Click on any recipient name to access their individual timeline view, showing interaction history and event details:

Phishing Club - Campaign recipient events
Recipient event timeline showing interaction history and timestamps

Microsoft Allow Listing

When performing whitebox phishing you should allow list the campaign. To ensure delivery of your phishing simulation campaigns, you can configure allow listing through Microsoft's Advanced Delivery Policy for third-party phishing simulations.

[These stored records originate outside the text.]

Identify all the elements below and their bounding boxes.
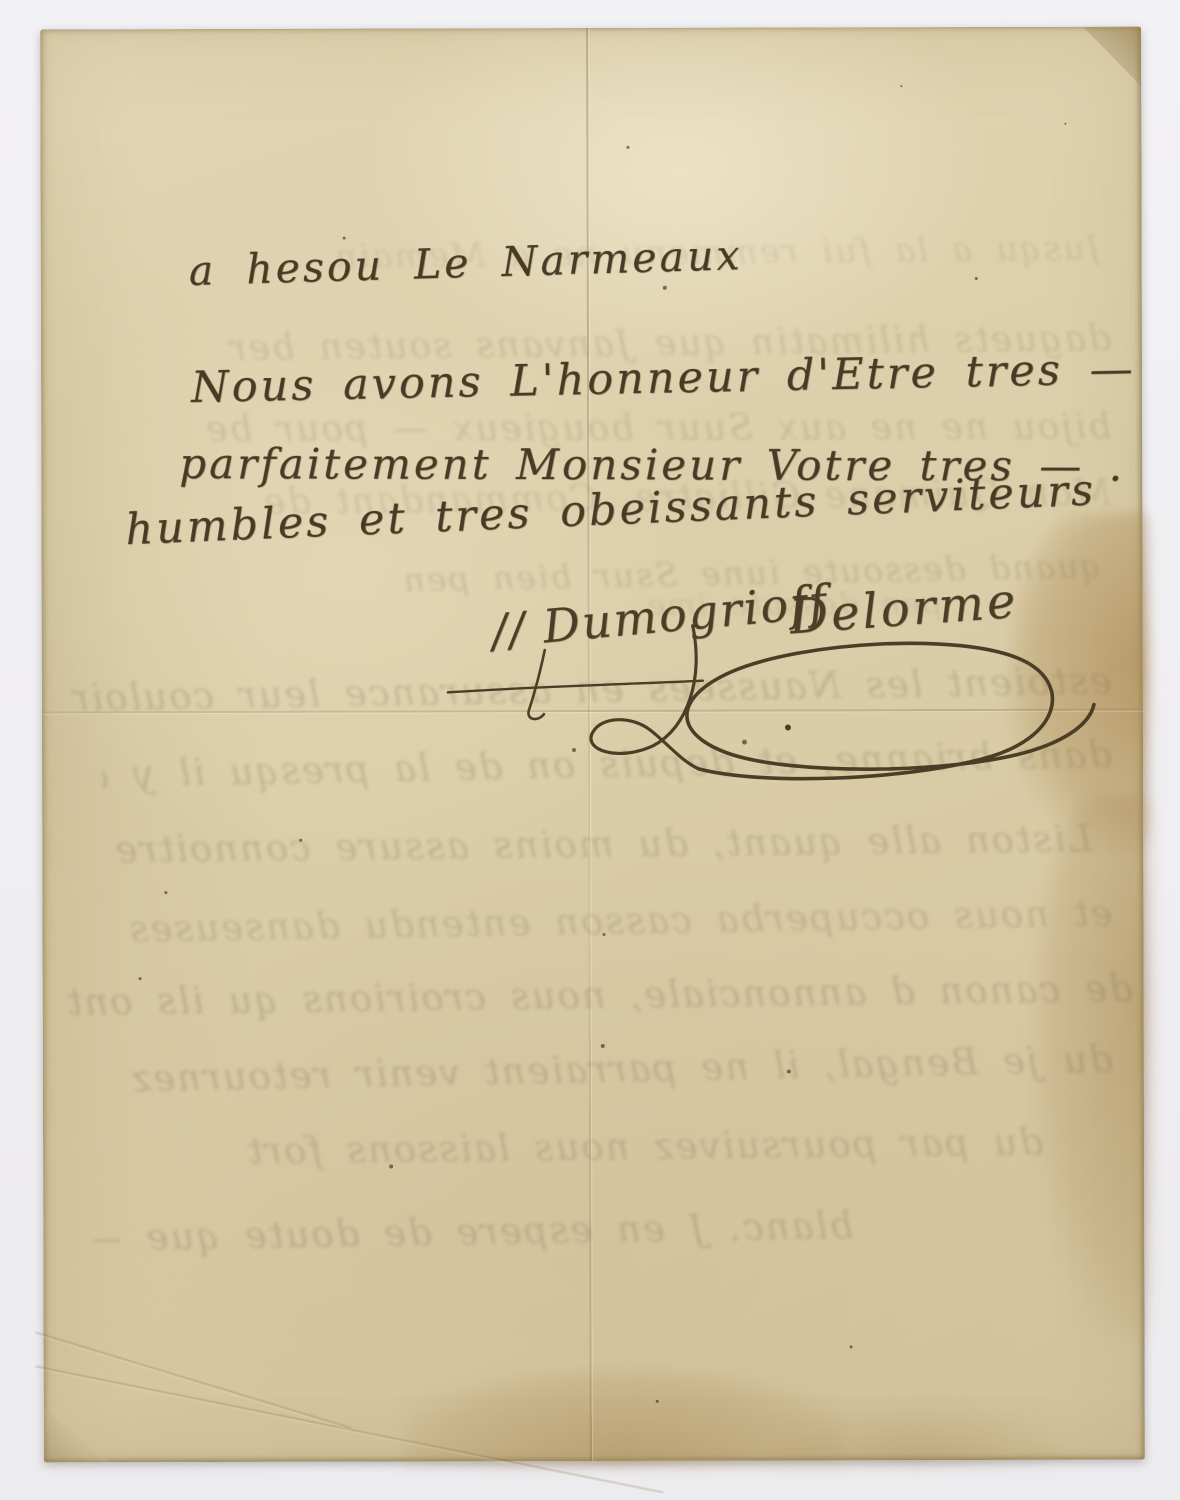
bleedthrough-line: du par poursuivez nous laissons fort — [83, 1121, 1043, 1175]
ink-speck — [975, 277, 978, 280]
bleedthrough-text-layer: Jusqu a la fui remmenu ne a Memaindaguet… — [40, 27, 1141, 30]
bleedthrough-line: de canon d annonciale, nous croirions qu… — [62, 967, 1132, 1024]
bleedthrough-line: et nous occuperba casson entendu danseus… — [82, 891, 1113, 951]
ink-speck — [343, 237, 346, 240]
ink-speck — [602, 933, 605, 936]
signature-flourish-paraph — [422, 587, 1143, 829]
ink-speck — [299, 839, 302, 842]
scanned-letter: Jusqu a la fui remmenu ne a Memaindaguet… — [0, 0, 1180, 1500]
water-stain-bottom-right — [765, 1404, 1065, 1465]
letter-page: Jusqu a la fui remmenu ne a Memaindaguet… — [40, 27, 1145, 1463]
ink-speck — [663, 286, 667, 290]
ink-speck — [1064, 123, 1066, 125]
bleedthrough-line: blanc. J en espere de doute que — — [93, 1204, 854, 1260]
ink-speck — [656, 1400, 659, 1403]
signature-block: ∕∕ Dumogrioff Delorme — [422, 587, 1143, 829]
corner-fold-top-right — [1083, 27, 1141, 87]
ink-speck — [139, 977, 142, 980]
ink-speck — [601, 1044, 605, 1048]
ink-speck — [900, 85, 902, 87]
ink-speck — [850, 1345, 853, 1348]
ink-speck — [164, 891, 167, 894]
diagonal-crease-2 — [35, 1365, 663, 1493]
diagonal-crease-1 — [35, 1332, 351, 1430]
ink-speck — [787, 1069, 791, 1073]
handwriting-layer: a hesou Le NarmeauxNous avons L'honneur … — [40, 27, 1141, 30]
ink-speck — [389, 1165, 393, 1169]
water-stain-bottom — [404, 1368, 844, 1465]
ink-speck — [626, 146, 629, 149]
ink-speck-layer — [40, 27, 1141, 30]
corner-fold-bottom-left — [44, 1408, 110, 1462]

For templates using SMTP configuration, Phishing Club provides access to the required allow listing information. Navigate to the campaign templates page and click Allow listing in the template actions menu to access configuration details.

Phishing Club - Template allow listing
Allow listing configuration access from template actions menu

The allow listing modal displays information required for configuring Microsoft Defender for Office 365 Advanced Delivery Policy.

Microsoft Defender Allow Listing Information
Configuration Field Description and Usage
MAIL FROM Domain The domain component of the sender address configured in your template's email settings (RFC 5321.MailFrom)
Sending IP Address The source IP address for your phishing simulation emails, typically provided by your email infrastructure or SMTP service provider
Simulation URL Pattern Domain pattern for phishing simulation URLs, usually formatted as yourdomain.com/* to allow all paths and subpages

Microsoft Defender Configuration Steps

Follow these steps to configure allow listing in Microsoft Defender for Office 365:

  1. Access Advanced Delivery: Navigate to Microsoft Defender Advanced Delivery
  2. Select Tab: Click the Phishing simulation tab
  3. Create Configuration: Click Add or Edit to configure third-party phishing simulation settings
  4. Enter Values: Input the information from Phishing Club's allow listing modal:
    • Domain: Your MAIL FROM domain
    • Sending IP: Your email sending IP address
    • URLs to Allow: Your simulation domain pattern
  5. Save Configuration: Apply the settings to enable allow listing

For configuration guidance, consult the official Microsoft documentation on Advanced Delivery Policy configuration.